Mi riferisco a tanti altri ma chiudo per non rubare altro spazio. Grazie di una eventuale attenzione.
Valerio Francescato Roma
Risposta alla lettera
Le colpe dei poveri?
Intanto grazie delle considerazioni che ci ha offerto e alle quali le dedichiamo una breve, comunque esauriente, interlocuzione causa l’invio nei giorni di chiusura del numero con relativo poco spazio.

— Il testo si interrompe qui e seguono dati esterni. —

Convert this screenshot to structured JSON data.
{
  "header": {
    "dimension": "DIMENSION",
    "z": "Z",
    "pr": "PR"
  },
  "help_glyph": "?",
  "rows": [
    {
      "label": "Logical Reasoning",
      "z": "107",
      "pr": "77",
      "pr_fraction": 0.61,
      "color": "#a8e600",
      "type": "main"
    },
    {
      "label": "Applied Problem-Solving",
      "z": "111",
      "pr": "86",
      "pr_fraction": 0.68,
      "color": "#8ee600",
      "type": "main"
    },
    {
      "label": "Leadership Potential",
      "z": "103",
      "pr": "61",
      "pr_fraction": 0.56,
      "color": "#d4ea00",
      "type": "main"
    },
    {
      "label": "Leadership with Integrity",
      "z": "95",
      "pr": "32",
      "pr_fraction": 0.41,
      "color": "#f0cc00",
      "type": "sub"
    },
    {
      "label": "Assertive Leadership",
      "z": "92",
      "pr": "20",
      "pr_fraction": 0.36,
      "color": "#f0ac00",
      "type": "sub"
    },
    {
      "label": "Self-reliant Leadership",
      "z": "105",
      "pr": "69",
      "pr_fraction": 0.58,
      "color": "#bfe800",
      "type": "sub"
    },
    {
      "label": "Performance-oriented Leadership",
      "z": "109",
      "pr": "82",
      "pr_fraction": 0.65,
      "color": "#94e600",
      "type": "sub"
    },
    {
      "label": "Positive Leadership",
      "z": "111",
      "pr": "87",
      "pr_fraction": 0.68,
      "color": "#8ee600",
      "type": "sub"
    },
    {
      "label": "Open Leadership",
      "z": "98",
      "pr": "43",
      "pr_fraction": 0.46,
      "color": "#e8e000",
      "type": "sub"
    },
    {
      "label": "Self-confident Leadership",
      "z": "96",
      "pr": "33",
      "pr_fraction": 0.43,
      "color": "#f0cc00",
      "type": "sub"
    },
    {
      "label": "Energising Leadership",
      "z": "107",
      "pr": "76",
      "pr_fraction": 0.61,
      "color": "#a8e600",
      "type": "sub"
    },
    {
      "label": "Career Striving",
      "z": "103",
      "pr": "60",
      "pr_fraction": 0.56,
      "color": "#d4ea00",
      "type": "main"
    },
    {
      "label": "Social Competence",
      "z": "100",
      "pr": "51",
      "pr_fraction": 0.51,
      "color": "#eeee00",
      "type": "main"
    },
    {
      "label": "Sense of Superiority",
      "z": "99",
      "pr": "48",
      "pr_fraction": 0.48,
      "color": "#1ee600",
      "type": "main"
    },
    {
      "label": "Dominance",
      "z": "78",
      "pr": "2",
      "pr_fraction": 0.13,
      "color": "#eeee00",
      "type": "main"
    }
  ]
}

Come premessa determinativa notiamo un’assenza totale di una “visione di classe” nella lettura dei temi accennati. Come vede il nostro “vizio” è terminale e non vogliamo consapevolmente guarire, anzi, crediamo che chi non ha questa patologia non possa indirizzare bene il suo sguardo analitico sulle differenze sociali che affliggono “gli ultimi”. Non è una colpa se, però, non si colpevolizza chi non ha più strumenti per rivalersi e, per lo meno, ridurre le tragiche diseguaglianze prodotte da un sistema predatorio di benessere e delle
stesse vite, ad esempio i morti quotidiani sul lavoro, i morti per inquinamento, depressione e suicidi.
Non Le pare che, semmai, le colpe siano da addebitare anche sulla storicamente pregevole “borghesia illuminata” che oggi, eccetto i pochi intellettuali schierati, resta in silenzio, quando in parte non complice, di fronte alle miserabili e criminogine politiche dei governi negli ultimi decenni?
Certamente Lei come progressita ha ben chiaro le cause ma delega ai diretti perseguitati, operai, precari, giovani e operatori sanitari, la risposta non considerando che anche sono sottoposti all’informazione a senso unico.
Non crede che, per parlare di politica mainstream, di aver inconsapevolmente contribuito – ad esempio con il fideismo del dannoso “voto utile” – ad affossare fino ad oggi la rinascita, anche come forza elettorale, di una sinistra, non drogata dal liberismo economico?
Non legga la risposta come acredine nei suoi confronti e del “nucleo” al quale afferisce socialmente. La nostra attenzione è sempre alta per le alleanze sociali con gli strati più sensibili alla rinascita della speranza di cambiamento.